Cumulatively, that adds some $540 billion to annual GDP within 24 years, in an economy in which was measured at $453 billion nominal GDP in 2025.


“These gains are driven by a reinforcing engine working together: stable and enduring policies, abundant renewable energy, accelerated innovation and productivity, and a credible carbon price,” the SBC report says.


These were “deliberately conservative” estimates, said SBC chief executive, Mike Burrell. For example, the plan does not include any estimates of a role for low-carbon hydrogen for industrial heat or fertiliser manufacturing.


Uptake of digital technology to drive efficiency is a key part of the plan.

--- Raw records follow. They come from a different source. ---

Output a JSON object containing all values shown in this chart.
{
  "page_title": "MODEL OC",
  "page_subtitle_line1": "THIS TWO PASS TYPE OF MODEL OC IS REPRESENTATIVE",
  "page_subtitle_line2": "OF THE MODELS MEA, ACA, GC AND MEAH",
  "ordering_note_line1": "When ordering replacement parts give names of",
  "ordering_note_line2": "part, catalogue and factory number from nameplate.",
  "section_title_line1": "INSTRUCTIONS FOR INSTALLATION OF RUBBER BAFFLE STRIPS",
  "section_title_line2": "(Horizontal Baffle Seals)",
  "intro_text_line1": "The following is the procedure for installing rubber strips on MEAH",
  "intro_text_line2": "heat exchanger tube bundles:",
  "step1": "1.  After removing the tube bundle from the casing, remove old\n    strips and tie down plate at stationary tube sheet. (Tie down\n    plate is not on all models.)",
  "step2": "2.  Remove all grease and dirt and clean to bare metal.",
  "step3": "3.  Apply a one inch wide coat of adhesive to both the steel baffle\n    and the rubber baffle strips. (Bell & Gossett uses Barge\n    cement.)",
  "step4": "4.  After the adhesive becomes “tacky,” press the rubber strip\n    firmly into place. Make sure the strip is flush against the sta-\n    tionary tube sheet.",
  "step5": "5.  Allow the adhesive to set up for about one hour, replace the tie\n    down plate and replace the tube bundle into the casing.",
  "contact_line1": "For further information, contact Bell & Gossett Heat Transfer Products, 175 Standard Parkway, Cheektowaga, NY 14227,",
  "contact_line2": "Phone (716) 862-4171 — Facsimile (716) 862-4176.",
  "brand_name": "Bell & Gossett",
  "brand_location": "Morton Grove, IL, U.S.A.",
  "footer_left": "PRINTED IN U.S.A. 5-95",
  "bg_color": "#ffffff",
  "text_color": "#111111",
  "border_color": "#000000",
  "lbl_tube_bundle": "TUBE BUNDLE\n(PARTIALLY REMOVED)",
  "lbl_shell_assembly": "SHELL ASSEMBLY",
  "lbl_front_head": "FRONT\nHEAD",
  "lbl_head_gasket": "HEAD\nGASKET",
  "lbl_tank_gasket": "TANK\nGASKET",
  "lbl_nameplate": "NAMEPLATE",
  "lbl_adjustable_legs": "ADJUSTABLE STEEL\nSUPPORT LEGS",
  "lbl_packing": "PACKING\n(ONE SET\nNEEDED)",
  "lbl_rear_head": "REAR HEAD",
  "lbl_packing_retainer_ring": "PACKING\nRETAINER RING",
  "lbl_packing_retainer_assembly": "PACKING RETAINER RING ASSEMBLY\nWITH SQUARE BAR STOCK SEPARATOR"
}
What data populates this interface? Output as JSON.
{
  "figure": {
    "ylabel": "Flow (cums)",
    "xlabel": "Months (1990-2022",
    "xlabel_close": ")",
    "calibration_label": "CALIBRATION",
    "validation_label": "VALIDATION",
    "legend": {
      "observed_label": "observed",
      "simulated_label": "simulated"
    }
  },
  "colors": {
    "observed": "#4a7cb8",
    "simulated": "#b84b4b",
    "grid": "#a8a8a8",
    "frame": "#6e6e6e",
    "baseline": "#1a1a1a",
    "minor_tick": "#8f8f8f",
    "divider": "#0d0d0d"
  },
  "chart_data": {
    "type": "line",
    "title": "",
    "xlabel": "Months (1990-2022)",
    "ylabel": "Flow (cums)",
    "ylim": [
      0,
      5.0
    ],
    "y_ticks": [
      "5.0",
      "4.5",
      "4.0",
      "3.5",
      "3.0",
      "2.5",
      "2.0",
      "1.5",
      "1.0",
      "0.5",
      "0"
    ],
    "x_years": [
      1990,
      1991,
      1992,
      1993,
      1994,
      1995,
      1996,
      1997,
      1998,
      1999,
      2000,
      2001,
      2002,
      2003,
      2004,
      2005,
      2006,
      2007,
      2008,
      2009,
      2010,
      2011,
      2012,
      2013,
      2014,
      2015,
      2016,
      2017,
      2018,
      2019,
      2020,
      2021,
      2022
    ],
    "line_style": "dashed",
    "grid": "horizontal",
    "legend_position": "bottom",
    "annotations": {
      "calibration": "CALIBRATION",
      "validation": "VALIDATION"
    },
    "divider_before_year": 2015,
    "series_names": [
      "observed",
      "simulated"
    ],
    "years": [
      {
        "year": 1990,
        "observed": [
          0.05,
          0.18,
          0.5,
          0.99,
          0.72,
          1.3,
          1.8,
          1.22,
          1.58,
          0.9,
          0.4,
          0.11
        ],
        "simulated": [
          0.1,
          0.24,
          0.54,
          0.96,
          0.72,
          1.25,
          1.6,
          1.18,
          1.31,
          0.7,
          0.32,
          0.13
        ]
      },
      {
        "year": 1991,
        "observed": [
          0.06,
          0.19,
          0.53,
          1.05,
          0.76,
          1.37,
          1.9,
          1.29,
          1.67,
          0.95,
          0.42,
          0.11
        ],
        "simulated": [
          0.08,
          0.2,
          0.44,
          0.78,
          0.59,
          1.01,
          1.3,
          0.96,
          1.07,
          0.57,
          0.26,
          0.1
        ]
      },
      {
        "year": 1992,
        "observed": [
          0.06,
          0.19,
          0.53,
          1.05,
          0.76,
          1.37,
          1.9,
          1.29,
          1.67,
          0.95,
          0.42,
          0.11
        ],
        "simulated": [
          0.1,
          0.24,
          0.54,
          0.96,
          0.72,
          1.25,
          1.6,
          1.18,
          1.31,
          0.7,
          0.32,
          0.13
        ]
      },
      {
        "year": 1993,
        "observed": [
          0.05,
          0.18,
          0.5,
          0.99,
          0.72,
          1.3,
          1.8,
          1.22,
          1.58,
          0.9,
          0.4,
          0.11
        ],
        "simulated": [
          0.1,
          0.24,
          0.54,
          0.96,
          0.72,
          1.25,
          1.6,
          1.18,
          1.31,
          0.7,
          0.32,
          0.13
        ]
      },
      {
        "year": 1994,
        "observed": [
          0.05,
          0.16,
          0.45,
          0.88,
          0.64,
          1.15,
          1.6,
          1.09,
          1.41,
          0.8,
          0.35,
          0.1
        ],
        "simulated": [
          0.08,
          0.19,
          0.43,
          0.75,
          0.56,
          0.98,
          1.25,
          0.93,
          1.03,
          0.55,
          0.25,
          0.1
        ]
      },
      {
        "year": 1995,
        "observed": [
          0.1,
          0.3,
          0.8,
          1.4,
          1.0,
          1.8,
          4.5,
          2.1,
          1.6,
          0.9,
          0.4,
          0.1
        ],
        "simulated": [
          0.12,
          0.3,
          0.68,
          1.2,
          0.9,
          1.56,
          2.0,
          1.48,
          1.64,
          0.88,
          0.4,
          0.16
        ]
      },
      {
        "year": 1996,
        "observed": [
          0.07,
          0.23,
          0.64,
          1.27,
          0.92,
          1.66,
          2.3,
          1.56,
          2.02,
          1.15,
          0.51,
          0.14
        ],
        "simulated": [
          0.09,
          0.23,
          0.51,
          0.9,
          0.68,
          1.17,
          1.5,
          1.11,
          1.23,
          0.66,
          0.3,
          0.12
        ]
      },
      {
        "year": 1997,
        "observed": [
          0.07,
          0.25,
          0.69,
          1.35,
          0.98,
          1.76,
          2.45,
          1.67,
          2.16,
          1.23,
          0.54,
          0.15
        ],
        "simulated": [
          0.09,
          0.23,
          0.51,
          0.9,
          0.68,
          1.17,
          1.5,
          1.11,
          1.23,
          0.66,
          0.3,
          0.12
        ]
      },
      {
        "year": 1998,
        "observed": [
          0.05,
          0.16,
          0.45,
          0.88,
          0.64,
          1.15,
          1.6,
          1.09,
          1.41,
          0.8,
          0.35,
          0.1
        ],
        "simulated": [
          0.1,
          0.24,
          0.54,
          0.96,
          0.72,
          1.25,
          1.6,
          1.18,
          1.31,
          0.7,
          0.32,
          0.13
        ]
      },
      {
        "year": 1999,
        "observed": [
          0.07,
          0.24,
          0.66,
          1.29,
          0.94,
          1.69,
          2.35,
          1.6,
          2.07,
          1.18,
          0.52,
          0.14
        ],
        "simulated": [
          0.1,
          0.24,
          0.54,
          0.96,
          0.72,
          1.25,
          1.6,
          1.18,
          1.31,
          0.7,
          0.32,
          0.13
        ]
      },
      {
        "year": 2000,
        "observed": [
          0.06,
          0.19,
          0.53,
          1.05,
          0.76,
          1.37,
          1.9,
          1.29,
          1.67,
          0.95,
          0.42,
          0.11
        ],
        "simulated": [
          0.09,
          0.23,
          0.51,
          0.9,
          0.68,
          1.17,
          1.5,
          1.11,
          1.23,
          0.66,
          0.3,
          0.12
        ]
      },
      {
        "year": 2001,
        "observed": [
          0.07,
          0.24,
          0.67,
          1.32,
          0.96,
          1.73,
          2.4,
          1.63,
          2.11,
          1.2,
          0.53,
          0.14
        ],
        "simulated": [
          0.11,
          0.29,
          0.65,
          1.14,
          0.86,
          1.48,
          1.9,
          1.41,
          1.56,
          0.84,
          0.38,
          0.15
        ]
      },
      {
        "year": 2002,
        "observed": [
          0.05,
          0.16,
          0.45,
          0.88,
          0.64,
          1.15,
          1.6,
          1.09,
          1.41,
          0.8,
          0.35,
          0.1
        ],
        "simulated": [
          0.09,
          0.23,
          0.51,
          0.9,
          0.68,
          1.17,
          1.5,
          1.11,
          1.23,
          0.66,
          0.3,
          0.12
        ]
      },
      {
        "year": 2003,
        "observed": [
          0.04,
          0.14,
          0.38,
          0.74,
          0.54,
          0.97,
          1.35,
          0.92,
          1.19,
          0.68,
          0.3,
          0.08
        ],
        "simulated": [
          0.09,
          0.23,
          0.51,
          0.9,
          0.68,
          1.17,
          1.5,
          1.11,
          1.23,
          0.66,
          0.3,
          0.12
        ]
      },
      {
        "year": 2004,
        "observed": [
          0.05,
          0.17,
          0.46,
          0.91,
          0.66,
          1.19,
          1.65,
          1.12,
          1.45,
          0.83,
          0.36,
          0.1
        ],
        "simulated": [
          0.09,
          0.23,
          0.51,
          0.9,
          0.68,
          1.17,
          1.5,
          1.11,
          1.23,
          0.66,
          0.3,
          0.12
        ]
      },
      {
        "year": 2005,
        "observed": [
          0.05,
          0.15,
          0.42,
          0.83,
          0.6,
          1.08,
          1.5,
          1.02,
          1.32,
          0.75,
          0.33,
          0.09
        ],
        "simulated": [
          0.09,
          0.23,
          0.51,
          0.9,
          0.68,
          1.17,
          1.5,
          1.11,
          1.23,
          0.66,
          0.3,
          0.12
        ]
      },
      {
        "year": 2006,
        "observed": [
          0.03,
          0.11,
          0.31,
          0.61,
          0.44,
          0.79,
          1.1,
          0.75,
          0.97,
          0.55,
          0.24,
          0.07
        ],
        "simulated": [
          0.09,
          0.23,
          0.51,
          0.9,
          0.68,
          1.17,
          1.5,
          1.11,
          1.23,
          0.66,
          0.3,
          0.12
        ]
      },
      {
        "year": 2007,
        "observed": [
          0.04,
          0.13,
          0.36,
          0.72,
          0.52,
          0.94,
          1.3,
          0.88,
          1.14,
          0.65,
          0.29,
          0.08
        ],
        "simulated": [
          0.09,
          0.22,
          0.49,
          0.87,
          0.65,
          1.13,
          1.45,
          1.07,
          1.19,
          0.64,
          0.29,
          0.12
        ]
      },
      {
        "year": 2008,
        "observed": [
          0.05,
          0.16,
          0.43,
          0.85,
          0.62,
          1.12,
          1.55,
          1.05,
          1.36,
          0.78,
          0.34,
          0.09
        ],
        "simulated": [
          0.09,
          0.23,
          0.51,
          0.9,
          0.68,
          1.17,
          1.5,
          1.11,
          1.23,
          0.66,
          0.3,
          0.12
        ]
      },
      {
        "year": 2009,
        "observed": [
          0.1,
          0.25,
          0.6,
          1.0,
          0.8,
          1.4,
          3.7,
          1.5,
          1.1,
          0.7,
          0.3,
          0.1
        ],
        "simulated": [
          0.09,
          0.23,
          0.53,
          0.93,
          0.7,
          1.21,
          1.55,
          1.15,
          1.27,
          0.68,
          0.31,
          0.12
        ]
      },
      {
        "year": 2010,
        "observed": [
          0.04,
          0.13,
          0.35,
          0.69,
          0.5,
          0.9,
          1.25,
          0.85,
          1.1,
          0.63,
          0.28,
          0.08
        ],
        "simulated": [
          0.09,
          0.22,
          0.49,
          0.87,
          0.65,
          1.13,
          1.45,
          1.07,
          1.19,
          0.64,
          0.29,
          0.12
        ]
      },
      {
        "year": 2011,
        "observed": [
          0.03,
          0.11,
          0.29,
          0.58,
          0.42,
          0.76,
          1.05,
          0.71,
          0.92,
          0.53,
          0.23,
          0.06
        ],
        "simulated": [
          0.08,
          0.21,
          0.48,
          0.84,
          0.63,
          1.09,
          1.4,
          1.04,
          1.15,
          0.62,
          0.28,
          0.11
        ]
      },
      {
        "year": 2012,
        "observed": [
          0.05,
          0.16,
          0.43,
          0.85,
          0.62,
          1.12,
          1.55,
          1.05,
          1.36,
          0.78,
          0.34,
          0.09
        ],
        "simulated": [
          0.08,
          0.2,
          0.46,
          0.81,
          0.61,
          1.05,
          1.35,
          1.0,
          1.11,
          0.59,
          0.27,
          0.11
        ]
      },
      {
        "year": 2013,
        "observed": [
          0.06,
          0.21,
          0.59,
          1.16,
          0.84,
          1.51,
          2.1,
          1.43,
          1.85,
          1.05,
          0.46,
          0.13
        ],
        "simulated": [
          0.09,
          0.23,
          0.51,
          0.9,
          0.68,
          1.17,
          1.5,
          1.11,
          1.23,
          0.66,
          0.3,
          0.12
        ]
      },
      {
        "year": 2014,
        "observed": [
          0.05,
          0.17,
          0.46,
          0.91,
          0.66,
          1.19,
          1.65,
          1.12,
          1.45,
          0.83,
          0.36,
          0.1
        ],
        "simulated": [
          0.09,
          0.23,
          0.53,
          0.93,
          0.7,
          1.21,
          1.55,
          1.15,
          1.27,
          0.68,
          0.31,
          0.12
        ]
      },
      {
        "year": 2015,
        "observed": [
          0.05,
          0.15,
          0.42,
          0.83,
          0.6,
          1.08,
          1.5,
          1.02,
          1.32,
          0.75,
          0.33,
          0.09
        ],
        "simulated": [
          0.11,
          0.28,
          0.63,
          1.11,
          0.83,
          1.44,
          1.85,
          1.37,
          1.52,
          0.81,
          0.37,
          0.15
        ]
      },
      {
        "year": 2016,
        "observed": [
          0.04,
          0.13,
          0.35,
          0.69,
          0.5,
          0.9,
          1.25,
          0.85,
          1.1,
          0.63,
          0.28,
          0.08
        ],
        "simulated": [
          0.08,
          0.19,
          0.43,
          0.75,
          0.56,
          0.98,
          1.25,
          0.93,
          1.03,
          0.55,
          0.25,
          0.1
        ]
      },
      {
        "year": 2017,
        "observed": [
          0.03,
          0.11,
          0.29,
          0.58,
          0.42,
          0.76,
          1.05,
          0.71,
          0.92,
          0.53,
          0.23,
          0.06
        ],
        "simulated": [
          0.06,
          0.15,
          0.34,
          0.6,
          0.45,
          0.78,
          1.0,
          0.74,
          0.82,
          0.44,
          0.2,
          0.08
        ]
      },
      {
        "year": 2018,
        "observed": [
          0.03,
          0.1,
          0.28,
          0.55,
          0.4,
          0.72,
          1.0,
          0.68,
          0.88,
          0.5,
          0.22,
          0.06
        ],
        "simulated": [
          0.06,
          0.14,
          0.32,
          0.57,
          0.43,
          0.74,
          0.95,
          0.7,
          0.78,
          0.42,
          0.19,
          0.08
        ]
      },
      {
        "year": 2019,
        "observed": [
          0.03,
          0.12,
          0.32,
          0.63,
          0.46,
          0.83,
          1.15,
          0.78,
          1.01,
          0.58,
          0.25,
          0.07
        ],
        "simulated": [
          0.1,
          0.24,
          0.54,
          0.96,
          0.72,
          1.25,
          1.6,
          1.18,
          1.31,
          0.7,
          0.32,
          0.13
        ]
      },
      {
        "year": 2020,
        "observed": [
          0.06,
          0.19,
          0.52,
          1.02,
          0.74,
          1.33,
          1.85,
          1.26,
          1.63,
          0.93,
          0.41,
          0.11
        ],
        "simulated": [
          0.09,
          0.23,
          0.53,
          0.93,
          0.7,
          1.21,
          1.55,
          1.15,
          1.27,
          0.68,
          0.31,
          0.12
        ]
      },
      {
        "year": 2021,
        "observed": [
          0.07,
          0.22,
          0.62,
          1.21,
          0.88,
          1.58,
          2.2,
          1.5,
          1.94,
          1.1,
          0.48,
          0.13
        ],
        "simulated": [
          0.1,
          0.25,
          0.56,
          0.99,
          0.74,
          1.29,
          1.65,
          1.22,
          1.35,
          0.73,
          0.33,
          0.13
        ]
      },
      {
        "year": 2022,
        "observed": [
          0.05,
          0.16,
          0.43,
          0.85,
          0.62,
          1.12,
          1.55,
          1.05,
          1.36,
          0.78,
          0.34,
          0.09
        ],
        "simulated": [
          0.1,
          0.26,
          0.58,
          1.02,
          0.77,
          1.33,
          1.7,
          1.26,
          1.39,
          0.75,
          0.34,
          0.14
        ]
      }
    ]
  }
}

So, too, is a “public-private ‘energy efficient process heat’ partnership to reduce industrial dependence on imported fuel, unlock electrification and other low carbon sources of energy to serve industrial process heat by converting an ambitious but realistic percentage of existing fossil-based process heat to low carbon, digitally enabled alternatives”.


Transport sector electrification required a joint government-business national fleet resilience plan “to decarbonise our transport system as insurance against future fuel shocks”.


“This should include coordinated electrification roadmaps for heavy freight, light vehicles and public transport, while recognising the potential of alternative fuels.”


NZ should also “maintain pace with international expectations for sustainable fuel use in aviation and shipping”.


On improving the ETS, the report says NZ needs “a strong and predictable market-based carbon price that creates the incentives necessary for decarbonisation, while delivering productivity gains”.